Franco Fedeli e Paolo Montero

di Benedetto Marinangeli

«A San Benedetto sto davvero bene, però bisognerà vedere cosa sarà il presidente Fedeli». Paolo Montero scruta nella sfera magica il suo futuro e lo esplicita nel corso della trasmissione “CasaSky Sport” condotta da Vanessa Leonardi e Maurizio Compagnoni. «Non si sa – aggiunge – se continuerà lui o venderà la Samb. Il nostro futuro è incerto».

Il tecnico uruguagio ha avuto parole al miele per Fedeli, un vero e proprio mangia-allenatori. Ben otto tecnici  si sono succeduti alla guida della Samb nei cinque anni di gestione del patron romano a partire da Beoni fino ad arrivare al Magi bis. Montero, nonostante un lungo periodo no negli ultimi mesi del 2019. Inoltre lo stop forzato al campionato aveva messo fine a ad un’altra serie no. Nelle prime sette giornate di ritorno, infatti, la Samb ha totalizzato quattro sconfitte, due pareggi ed una solo vittoria a Trieste. Nonostante tutto Montero è rimasto in sella.

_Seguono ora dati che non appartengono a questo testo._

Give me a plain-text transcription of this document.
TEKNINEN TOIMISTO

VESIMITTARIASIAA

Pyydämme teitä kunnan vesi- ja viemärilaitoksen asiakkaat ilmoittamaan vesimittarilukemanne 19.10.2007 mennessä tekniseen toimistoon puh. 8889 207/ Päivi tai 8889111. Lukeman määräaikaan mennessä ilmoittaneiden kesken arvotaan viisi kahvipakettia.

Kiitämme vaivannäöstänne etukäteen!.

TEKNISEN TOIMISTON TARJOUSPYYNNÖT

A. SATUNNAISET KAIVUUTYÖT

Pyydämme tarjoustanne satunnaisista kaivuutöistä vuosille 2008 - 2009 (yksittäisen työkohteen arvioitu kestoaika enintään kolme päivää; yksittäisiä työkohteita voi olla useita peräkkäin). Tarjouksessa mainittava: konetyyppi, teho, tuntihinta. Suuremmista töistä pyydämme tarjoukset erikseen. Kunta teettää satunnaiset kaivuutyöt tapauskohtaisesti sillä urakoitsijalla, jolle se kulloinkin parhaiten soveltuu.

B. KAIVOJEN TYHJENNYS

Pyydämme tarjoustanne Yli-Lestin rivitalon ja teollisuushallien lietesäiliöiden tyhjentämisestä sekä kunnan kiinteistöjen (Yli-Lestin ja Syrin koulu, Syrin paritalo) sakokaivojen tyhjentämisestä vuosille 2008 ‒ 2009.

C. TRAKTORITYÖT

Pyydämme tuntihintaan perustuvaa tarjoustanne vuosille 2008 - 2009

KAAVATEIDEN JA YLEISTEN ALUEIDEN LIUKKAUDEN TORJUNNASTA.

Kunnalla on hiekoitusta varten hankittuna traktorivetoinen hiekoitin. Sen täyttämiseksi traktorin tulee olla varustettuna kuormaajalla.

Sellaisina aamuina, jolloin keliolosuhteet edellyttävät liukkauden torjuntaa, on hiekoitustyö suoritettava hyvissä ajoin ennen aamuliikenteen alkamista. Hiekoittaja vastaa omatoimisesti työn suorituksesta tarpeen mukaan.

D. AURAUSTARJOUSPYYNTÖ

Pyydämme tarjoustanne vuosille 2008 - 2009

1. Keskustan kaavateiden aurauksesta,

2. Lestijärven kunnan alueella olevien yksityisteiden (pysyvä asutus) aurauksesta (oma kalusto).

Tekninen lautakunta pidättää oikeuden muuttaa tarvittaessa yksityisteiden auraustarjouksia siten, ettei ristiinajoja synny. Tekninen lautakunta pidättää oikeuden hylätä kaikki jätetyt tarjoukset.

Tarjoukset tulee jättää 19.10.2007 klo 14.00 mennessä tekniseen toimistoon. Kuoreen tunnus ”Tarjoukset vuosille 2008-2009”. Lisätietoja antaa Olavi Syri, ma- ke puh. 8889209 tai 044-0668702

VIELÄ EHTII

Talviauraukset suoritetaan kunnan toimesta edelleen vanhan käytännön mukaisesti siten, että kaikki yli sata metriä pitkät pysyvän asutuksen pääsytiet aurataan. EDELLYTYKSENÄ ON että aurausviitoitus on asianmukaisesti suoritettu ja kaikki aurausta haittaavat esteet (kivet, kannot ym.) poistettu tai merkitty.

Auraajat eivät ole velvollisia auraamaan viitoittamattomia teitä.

«Non ho ammansito Fedeli – dice – abbiamo discusso un paio di volte. Si discute faccia a faccia, senza rancore. Io con lui mi trovo sinceramente benissimo. Abbiamo avuto normali discussioni, quando non ci sono i risultati è giusto. Io non ho mai mancato di rispetto a lui, né lui a me». Infine Montero ha reso omaggio a tutti gli allenatori che ha avuto da calciatore. «Ho avuto la fortuna di avere grandi tecnici. Menotti, poi in Italia Lippi, Ancelotti, Guidolin, Prandelli, Mondonico, Capello. A tutti rubi qualcosa. Nessuno arriva da solo, ci vuole sempre l’aiuto di qualcuno».

Il futuro di Montero e della Samb intesa come società è legato alle intenzioni di Franco Fedeli. Il patron rossoblù ha da tempo espresso la sua opinione irrevocabile e cioè di lasciare la Samb al termine di questa stagione. L’imprenditore romano d’altro canto ha garantito il rispetto degli accordi presi con i calciatori fino alla fine della stagione con il sodalizio del Riviera delle Palme che ha pagato tutti gli stipendi di gennaio e febbraio entro la data prescritta da termini di regolamento. Insomma una società virtuosa, una delle prime ad iscriversi e a presentare le dovute garanzie in Lega.

Ma a questo punto è sempre più possibile un passaggio di mano. Questo perché Franco Fedeli con i suoi molteplici impegni lavorativi non ha tempo per gestire direttamente il club. Il fatto, poi, che il figlio Andrea da oltre un anno si sia disimpegnato dal suo incarico nella Samb non ha fatto altro che complicare le cose. Ed ecco, quindi, questa decisione che potrebbe essere irrevocabile a meno di clamorosi colpi di scena.

L’emergenza Coronavirus sta praticamente mettendo in ginocchio l’economia italiana ed anche il calcio di serie C con numerosi club e rispettivi presidenti in difficoltà. E quindi trovare un acquirente che possa rilevare una società potrebbe diventare un’impresa. Fedeli ha anche dichiarato di volere cedere gratis la società con l’accollo da parte del possibile acquirente di alcune passività. Tutto comunque è in fase di stallo.